History of Powis Gate, Old Aberdeen

An Instagram worthy picture? Look again…

I wanted to start a wee series of blog posts that are history based, being a tour guide it is naturally ingrained in me to look at historical places and research them.I wanted to start with Powis Gate, in Aberdeen as I visited recently on a weekend. 

This tower may look like it’s from a fairytale but it has a much more sinister history that I am not sure many people know about. Last year when I was studying for my North East Scotland tourism guiding badge, I came across this place in Old Aberdeen and thought it was worthy of a blog post.

Powis gate marked the entrance into the Powis estate and is a stone’s throw away from Aberdeen University’s King’s College. In the 1800’s the estate was largely (82%) of it’s income came from agriculture and rents. 

The gate was built in 1834 by an Aberdeen architect under John Leslie of Powis who succeeded his father and was the owner of the Powis country estate. The Leslie family has a strong historical connection to Aberdeen and two of the Leslie family members were Greek language lecturers at the university nearby. 

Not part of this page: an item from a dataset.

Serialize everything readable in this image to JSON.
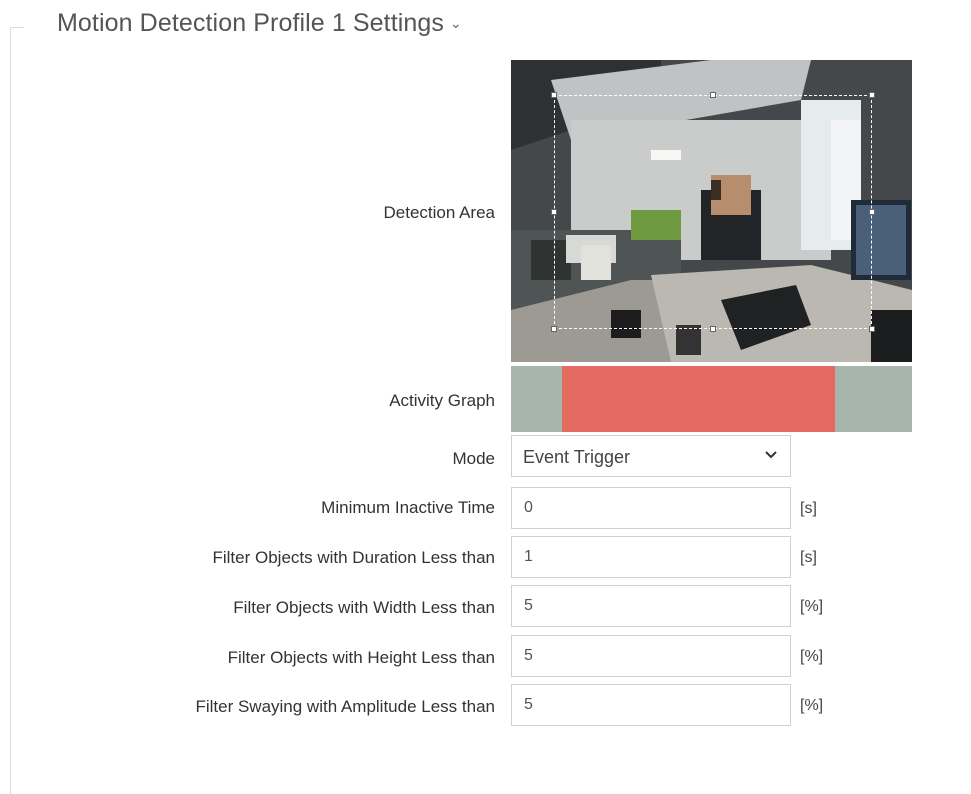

The design of the gate stands out amongst the more traditional Scottish stonework, the tower as said to be inspired by a Turkish minaret. During my research I couldn’t find a clear connection between this family in Aberdeen to the middle east. So to be that remains a mystery to why this building has such a unique style for the north east of Scotland.

The Leslie family coat of arms is marked on the top of the archway and was restored in 2007. The gold crescent glistens in the very elusive Aberdeen sunshine. Nowadays, however, the University uses the  building as postgraduate offices and as a Muslim prayer room. 

What is not immediately clear is that the money used to build this gate was indeed linked to the Caribbean slave trade. The Leslie family were plantation owners, mostly coffee and sugar estates based in Jamaica. Scotland had strong connections with Jamaica, with thirty percent of estate owners there being Scottish owned. 

The family had a total of 1268 workers (slaves) before emancipation. When the Slavery Abolition Act of 1833 came in, it outlawed slavery in the UK and British Colonies from August 1st 1834. Under this act, a substantial pot of money came from the UK government in form of compensation for slave owners.

It was seen as a significant loss of earnings to estate owners and therefore they were compensated. The Leslie family received £7,000 towards their losses, which in today’s money works out at around £600k. The proceeds from this scheme was put towards building this fairytale looking gate in the heart of Old Aberdeen. 

The University only recently erected a plaque on the wall nearby which states that this archway was created through earning from slavery. 

I wanted to write something about this place as I’ve often seen it on social media.

 I have seen many aesthetic pictures of people posing in front of it  and I wanted to draw attention to the history of the area. I’m glad the university has added the recent information plaque nearby to highlight it’s history.